Standard normal N(0,1) has mean 0 and variance 1. Transform: Z=(X−μ)/σ converts any normal to standard normal. Z-scores measure standardized distance from mean, enabling comparison across scales and use of standard normal tables.
From your study of the normal distribution, you know that X ~ N(μ, σ²) describes a bell-shaped distribution centered at μ with spread determined by σ. The standard normal N(0, 1) is not a different kind of object — it is the same bell curve, simply recentered at 0 and rescaled so that one standard deviation equals one unit. The transformation Z = (X − μ)/σ accomplishes exactly this: subtracting μ shifts the center to 0, and dividing by σ rescales the spread to 1. Every normal distribution, regardless of its mean and variance, collapses to the same N(0, 1) under this transformation.

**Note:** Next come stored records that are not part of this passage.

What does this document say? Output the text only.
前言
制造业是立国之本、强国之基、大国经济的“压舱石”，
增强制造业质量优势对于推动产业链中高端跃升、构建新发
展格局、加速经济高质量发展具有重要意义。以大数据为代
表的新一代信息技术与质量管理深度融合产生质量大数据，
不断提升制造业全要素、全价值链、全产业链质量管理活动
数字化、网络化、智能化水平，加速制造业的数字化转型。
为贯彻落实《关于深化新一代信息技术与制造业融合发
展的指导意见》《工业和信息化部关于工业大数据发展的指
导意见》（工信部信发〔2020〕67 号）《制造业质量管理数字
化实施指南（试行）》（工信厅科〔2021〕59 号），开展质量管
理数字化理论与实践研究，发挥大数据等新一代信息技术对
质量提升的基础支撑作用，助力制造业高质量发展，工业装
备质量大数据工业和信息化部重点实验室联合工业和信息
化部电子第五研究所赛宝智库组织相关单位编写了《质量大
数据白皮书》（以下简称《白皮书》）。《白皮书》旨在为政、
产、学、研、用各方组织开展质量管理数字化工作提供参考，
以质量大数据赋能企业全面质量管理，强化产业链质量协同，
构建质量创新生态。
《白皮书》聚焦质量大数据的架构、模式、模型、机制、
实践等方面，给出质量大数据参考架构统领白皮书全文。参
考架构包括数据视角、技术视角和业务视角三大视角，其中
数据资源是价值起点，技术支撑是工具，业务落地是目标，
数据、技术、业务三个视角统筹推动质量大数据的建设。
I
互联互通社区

The Z-score Z = (X − μ)/σ has an immediate interpretation: it tells you how many standard deviations the value X sits above or below the mean. A Z-score of 2 means X is two standard deviations above μ; a Z-score of −1.5 means it is 1.5 standard deviations below. This standardized distance is scale-free, which makes it useful for comparison. If a student scores 72 on a test with μ = 65, σ = 10, and 85 on another with μ = 80, σ = 15, the Z-scores are (72−65)/10 = 0.7 and (85−80)/15 = 0.33 respectively — the first score was actually stronger relative to its distribution.
The practical power of standardization comes from probability tables. Computing P(X ≤ x) for an arbitrary N(μ, σ²) requires integrating the normal density, which has no closed form. But the transformation P(X ≤ x) = P(Z ≤ (x−μ)/σ) = Φ((x−μ)/σ) converts the problem to a lookup in a single table of the standard normal CDF Φ(z). This is why a single Z-table can answer probability questions for any normal distribution — the shape is universal once you standardize.
The Z-score framework also underlies the structure of hypothesis testing you will encounter when building on this topic. When you later test hypotheses about a population mean, you compute a test statistic of the form Z = (X̄ − μ₀)/(σ/√n), which is exactly standardization applied to the sample mean. The denominator σ/√n is the standard deviation of X̄, so this Z-score measures how many "sampling standard deviations" the observed mean sits from the hypothesized value. The logic is the same: translate a raw difference into a standardized, scale-free number that can be located on the universal normal curve.